Enescu  いまから70年前の作品!

 そのリスト(Liszt,Franz 1811-86 ハンガリー)の「ハンガリー狂詩曲第2番(Ungarische Rhapsodie Nr.2)」嬰ハ短調S.244(1847)をはじめとする、「ハンガリー狂詩曲集」S.244(1846-85)。


 全19曲-つまり第1番から第19番まである-のピアノ曲だが、そのなかでも第2番がもっとも有名である。


 私はこの曲を初めて聴いたのは、クラシック音楽に溺れるずっとずっと前、アポロ11号が月面着陸に成功したころのこと。「トムとジェリー」の「ピアノ・コンサート」を観てである。この「ピアノ・コンサート」、1947年にアカデミー賞を受賞したというから、私が観たときには制作から20年近く経っていたということになる。すごい国だよUSA。


 さて、このアニメではトムがピアニストを務め、オーケストラの演奏をバックにこの曲を弾く。

 つまり、オーケストラ編曲版である(ただし、独奏ピアノとオーケストラのための編曲版というのは、このアニメ以外では聴いたことがない。つまりアニメのための再編曲版だと思われる)。


 そこで今日は、くどくどと前置きが長くなったが、「ハンガリー狂詩曲」の管弦楽編曲版。

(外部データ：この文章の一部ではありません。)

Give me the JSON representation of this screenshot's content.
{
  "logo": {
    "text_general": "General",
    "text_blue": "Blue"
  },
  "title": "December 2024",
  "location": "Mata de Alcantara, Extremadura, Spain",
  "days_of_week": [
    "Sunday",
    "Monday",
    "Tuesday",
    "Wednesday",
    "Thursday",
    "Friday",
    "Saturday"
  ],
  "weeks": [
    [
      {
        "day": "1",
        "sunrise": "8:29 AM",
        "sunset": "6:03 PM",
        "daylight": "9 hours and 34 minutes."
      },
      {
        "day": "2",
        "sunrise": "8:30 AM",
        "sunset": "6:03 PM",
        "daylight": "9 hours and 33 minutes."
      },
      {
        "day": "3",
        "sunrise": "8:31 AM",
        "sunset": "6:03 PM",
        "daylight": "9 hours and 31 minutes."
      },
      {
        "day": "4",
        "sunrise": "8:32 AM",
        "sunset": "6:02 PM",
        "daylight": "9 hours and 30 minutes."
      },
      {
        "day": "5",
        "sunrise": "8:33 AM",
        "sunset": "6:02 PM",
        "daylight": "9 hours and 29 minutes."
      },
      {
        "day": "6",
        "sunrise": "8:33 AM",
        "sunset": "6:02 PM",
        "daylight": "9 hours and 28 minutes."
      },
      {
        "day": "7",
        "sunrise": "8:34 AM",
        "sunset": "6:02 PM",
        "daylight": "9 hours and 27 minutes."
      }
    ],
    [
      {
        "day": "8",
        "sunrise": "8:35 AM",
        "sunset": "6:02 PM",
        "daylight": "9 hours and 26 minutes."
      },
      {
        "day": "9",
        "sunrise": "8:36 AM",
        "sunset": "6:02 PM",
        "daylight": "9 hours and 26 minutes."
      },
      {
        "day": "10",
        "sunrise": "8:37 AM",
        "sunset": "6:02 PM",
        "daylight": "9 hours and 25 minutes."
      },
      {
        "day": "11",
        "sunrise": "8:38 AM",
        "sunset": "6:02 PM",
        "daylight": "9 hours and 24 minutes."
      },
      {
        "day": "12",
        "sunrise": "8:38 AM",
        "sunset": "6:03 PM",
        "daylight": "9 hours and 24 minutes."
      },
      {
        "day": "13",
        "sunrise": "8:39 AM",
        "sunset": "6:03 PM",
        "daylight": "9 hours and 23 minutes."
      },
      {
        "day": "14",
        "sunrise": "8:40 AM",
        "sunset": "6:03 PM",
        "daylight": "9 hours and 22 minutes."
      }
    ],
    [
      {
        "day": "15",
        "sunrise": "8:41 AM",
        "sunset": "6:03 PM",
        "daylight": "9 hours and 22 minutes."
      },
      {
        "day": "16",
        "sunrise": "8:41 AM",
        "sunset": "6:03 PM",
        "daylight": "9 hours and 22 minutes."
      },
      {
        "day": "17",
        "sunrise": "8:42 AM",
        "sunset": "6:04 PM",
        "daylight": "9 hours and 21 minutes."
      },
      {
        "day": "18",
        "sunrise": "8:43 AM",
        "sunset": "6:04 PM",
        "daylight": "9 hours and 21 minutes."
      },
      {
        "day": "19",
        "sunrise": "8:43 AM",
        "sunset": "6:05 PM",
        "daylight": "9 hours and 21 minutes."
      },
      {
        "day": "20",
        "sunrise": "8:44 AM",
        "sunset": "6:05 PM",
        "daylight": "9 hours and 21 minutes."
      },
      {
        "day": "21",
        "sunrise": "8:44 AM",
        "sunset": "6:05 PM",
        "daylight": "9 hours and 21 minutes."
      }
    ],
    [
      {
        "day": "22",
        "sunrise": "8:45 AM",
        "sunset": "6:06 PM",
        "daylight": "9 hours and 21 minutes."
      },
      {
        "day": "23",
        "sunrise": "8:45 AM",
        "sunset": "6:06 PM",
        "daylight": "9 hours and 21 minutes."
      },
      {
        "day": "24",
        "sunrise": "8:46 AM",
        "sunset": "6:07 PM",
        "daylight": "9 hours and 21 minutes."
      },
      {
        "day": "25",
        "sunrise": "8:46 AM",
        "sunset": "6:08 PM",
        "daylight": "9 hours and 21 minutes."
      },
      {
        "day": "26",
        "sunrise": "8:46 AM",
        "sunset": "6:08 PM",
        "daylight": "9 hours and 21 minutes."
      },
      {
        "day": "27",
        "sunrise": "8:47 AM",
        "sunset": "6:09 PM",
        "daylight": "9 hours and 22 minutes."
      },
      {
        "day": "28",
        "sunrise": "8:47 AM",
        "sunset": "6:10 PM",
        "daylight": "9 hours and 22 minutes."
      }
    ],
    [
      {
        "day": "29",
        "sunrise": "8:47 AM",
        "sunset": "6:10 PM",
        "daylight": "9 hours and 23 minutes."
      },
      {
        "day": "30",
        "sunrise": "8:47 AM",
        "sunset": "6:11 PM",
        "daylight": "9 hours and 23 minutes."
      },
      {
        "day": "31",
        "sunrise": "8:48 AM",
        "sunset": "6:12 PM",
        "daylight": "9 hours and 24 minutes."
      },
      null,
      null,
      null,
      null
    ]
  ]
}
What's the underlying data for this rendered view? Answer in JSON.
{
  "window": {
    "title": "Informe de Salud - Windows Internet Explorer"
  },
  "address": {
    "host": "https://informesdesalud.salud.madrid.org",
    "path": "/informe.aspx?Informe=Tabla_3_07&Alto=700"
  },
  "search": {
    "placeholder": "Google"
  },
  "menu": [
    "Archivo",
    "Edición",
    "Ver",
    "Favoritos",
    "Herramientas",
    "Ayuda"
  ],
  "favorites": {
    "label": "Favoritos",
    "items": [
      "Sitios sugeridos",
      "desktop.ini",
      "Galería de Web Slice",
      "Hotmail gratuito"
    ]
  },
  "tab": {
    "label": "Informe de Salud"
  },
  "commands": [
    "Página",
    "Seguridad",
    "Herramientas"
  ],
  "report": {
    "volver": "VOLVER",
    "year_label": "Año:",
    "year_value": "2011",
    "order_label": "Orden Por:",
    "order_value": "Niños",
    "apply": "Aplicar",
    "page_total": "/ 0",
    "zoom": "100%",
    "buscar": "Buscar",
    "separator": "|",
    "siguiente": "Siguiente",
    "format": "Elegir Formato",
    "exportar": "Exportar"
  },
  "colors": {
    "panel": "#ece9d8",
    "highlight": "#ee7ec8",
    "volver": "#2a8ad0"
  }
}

 全19曲のうち、6曲をリストは弟子のドップラーの協力のもとオーケストラ編曲している(S.359)。


  で、なんでわざわざ変えたワケ?

 ただし、管弦楽版のナンバリングとオリジナルのピアノ版の番号が異なっているものもあるため、ややこしいことになっている。


 オーケストラ版と原曲の関係は次の通り。


 ・第1番 ヘ短調 S.359/1  ← 原曲第14番へ短調
 ・第2番 ニ短調 S.359/2  ← 原曲第12番嬰ハ短調
 ・第3番 ニ長調 S.359/3  ← 原曲第6番変ニ長調
 ・第4番 ニ短調 S.359/4  ← 原曲第2番嬰ハ短調
 ・第5番 ホ短調 S.359/5  ← 原曲第5番ホ短調「悲しい英雄物語」
 ・第6番 ニ長調 S.359/6  ← 原曲第9番変ホ長調「ペシュトの謝肉祭」


 なら、あの有名な第2番はオーケストラ版なら第4番なのね、と言ってしまっていいのかというと、そうでないところがイライラのタネだ。


 というのは、オリジナルの第2番がオーケストラ版で第4番になっているのはリスト&ドップラー編の場合で、ミュラー=ベルクハウスによる編曲(ハ短調)ではオリジナルとオーケストラ版がともに第2番なのである。さらに、ドップラー単独による編曲版というのもあるらしく(ニ短調)、こちらも原曲と同じ第2番となっている。


 私が聴いているドラティ/ロンドン交響楽団の演奏は、第2番でオリジナルの第2番と同じ音楽、つまり両者の番号が一致しているのだが、編曲者はマッティになっている(ウィキペディアでは、しかしこの演奏は明らかにミュラー=ベルクハウス版(ドップラーの手によるものと異なり編成にハープが加わっている)だと指摘されている)。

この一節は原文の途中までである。